Eine andere Beurteilung ist auch nicht aufgrund der eidesstattlichen Versicherung von Frau N. vom 16.03.2023 veranlasst, in welcher Frau N. ausführte,
„dass Frau B. mir erklärte, dass sie sich unterdessen mit ihrem Berater besprochen hätte, der ihr gesagt habe, dass sie den Riestervertrag beitragsfrei gestellt lassen solle und dass sie sich auf kein Gespräch einlassen solle.“

Zum einen bestätigt Frau B. eine derartige Äußerung in ihrer eidesstattlichen Versicherung nicht. Zum anderen ergibt sich aus der eidesstattlichen Versicherung nicht, ob Frau B. mit Berater den Verfügungskläger meinte. Schließlich kann den Ausführungen nicht entnommen werden, ob Frau B. ihren Berater auch über die unzulässigen Telefonanrufe informierte.

3. Das Ausschöpfen der zur Einlegung und Begründung der Berufung gesetzlich vorgesehenen Fristen (§ 517, § 520 Abs. 2 ZPO) ist im vorliegenden Fall nicht dringlichkeitsschädlich.

Zwar haben die gesetzlichen Berufungseinlegungs- und -begründungsfristen mit der Dringlichkeit an sich nichts zu tun (Teplitzky, WRP 2013, 1414 Rn. 10 ff.). Die Funktion der Rechtsmittelfristen ist es, in Zivilverfahren einen für beide Parteien verlässlichen zeitlichen Rahmen zu schaffen, innerhalb dessen ein Rechtsmittel zulässig ist. Diese Funktion wird vom Ergebnis der Dringlichkeitsprüfung nicht berührt, da das Rechtsmittel auch dann zulässig bleibt, wenn der Verfügungsgrund verneint wird.

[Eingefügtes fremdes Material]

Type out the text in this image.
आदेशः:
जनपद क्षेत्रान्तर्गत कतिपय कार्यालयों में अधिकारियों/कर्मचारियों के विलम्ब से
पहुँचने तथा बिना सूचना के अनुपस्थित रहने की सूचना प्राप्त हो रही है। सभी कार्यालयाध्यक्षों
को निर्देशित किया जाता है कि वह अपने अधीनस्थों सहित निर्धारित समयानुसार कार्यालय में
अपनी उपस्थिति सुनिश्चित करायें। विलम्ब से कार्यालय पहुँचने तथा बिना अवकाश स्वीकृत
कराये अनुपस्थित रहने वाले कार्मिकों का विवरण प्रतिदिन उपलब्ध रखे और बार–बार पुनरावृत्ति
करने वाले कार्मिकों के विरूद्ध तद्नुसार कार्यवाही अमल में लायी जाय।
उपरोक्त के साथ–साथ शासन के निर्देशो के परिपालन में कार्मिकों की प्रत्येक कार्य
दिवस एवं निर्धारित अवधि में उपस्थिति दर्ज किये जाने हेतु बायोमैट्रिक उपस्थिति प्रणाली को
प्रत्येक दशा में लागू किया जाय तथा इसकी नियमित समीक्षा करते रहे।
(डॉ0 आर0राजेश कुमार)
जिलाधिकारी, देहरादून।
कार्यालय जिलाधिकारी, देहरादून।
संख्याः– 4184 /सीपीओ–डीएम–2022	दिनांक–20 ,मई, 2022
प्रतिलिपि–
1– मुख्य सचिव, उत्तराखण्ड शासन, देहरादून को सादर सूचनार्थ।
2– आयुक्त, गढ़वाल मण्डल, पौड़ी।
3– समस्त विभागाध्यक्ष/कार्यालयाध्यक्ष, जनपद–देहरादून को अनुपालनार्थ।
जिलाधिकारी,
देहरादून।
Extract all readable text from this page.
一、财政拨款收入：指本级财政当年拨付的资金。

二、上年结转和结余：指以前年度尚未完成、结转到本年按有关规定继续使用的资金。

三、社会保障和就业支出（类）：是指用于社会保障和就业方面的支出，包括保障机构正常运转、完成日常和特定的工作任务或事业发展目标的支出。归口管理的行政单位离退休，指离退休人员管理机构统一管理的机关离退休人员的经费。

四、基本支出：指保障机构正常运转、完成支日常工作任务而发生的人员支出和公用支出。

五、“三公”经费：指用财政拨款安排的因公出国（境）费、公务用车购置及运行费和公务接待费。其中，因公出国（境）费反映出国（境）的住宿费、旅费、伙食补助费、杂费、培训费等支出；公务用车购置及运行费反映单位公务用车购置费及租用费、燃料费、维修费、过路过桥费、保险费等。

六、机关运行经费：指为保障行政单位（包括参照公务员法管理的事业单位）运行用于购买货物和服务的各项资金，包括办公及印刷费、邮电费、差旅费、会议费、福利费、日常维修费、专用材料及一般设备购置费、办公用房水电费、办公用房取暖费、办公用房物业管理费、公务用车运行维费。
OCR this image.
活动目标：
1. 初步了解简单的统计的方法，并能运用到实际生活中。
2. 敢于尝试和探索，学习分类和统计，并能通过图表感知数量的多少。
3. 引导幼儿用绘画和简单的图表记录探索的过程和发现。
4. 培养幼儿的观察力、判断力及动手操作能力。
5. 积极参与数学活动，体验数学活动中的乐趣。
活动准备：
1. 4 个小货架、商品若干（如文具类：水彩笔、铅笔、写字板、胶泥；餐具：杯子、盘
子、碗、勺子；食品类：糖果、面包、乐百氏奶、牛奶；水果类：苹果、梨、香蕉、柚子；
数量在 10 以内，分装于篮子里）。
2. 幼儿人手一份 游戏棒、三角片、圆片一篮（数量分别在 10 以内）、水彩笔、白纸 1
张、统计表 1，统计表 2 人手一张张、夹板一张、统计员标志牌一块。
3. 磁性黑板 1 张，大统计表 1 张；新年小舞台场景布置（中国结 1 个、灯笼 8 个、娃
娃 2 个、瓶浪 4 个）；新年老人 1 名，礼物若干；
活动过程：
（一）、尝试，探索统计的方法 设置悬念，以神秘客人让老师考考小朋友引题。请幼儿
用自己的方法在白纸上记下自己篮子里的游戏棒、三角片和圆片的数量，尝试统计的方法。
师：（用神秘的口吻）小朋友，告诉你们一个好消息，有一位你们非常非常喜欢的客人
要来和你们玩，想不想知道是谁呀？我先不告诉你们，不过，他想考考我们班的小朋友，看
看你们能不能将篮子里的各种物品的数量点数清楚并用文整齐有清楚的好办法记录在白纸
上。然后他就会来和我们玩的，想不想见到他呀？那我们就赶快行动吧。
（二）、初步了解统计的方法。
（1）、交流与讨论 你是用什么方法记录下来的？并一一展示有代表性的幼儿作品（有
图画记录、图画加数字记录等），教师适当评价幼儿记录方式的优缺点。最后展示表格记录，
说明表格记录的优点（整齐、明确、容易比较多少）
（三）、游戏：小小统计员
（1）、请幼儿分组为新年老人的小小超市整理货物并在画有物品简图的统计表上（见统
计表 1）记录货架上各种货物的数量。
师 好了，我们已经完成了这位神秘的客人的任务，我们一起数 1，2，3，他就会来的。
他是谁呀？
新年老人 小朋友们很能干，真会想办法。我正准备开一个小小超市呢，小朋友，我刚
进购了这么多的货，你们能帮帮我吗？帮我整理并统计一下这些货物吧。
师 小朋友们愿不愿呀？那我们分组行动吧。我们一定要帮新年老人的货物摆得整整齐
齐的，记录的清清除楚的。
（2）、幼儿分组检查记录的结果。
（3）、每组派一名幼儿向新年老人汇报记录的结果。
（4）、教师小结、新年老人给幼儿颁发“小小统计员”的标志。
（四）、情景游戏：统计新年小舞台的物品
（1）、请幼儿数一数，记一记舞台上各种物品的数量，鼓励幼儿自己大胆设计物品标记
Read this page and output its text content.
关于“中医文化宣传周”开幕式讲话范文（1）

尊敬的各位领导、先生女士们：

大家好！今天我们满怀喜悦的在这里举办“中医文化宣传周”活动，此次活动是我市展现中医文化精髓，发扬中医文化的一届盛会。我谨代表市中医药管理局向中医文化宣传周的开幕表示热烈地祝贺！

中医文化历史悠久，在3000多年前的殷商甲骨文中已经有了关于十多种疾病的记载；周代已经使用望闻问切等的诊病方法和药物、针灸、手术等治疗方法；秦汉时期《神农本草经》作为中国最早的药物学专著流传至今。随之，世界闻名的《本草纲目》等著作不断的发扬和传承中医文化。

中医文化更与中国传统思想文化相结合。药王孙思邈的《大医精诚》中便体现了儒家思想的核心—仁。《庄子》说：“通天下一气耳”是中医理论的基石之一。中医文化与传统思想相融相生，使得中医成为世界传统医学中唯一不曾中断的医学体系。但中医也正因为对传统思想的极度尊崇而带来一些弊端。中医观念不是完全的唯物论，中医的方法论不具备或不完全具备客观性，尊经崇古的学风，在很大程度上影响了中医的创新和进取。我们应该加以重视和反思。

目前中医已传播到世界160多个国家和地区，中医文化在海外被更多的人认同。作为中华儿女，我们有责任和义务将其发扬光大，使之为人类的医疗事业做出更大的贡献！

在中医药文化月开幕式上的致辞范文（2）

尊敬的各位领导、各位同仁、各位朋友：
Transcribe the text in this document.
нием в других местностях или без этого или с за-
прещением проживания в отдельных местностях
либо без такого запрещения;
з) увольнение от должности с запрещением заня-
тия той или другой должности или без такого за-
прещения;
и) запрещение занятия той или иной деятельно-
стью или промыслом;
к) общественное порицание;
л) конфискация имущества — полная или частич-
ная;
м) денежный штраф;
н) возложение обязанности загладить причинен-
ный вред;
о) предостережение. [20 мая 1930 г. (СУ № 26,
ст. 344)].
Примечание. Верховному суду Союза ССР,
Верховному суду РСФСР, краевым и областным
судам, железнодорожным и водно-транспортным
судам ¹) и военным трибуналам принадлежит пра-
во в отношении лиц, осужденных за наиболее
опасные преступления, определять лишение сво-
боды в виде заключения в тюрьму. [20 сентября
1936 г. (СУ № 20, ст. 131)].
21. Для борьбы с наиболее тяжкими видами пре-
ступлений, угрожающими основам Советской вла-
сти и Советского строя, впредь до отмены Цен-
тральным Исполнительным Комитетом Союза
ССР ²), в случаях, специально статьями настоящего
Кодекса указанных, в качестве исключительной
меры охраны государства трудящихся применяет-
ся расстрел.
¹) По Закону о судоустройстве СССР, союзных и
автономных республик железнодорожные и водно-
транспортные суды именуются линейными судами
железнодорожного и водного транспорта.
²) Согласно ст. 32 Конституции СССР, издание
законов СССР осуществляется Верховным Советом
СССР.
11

Dennoch schließt sich der Senat der im Wettbewerbsrecht weit überwiegend vertretenen Auffassung an, wonach das volle Ausschöpfen der gesetzlichen Berufungseinlegungs- und -begründungsfristen in der Regel nicht dringlichkeitsschädlich ist (MüKoUWG/Schlingloff, 3. Aufl. 2022, UWG § 12 Rn. 89; Köhler/Feddersen, in Köhler/Bornkamm/Feddersen, UWG, 41. Aufl. 2023, § 12 Rn. 2.16; OLG Bremen, GRUR-RR 2015, 345 – rent a rentner; OLG München, GRUR-RR 2016, 499 Rn. 77 – Verkaufsaktion für Brillenfassungen; OLG Hamburg, GRUR-RR 2018, 27 Rn. 36 – HSA FREI). Die Ausschöpfung der Berufungsbegründungsfrist ist den Berufungsführern gesetzlich zugestanden; im Hinblick auf die Länge dieser Fristen differenziert das Gesetz – was man rechtspolitisch kritisieren können mag – nicht zwischen Hauptsache- und Eilverfahren. Der Gesetzgeber gibt damit zu erkennen, dass er die Zeit von insgesamt 2 Monaten für ausreichend, aber auch erforderlich hält, um das Rechtsmittel in der gebotenen Weise zu begründen, was sich mittelbar auch auf die Frage der Dringlichkeitsschädlichkeit auswirkt. Solange die Partei nur die ihr gesetzlich eingeräumten Fristen wahrnimmt, dürfen aus dem damit in Zusammenhang stehenden (zulässigen) prozessualen Verhalten auch aus Rechtssicherheitsgründen grundsätzlich keine Rückschlüsse für die Frage gezogen werden, wie eilig es ihr damit ist, ihr Ziel im einstweiligen Rechtsschutz zu erreichen.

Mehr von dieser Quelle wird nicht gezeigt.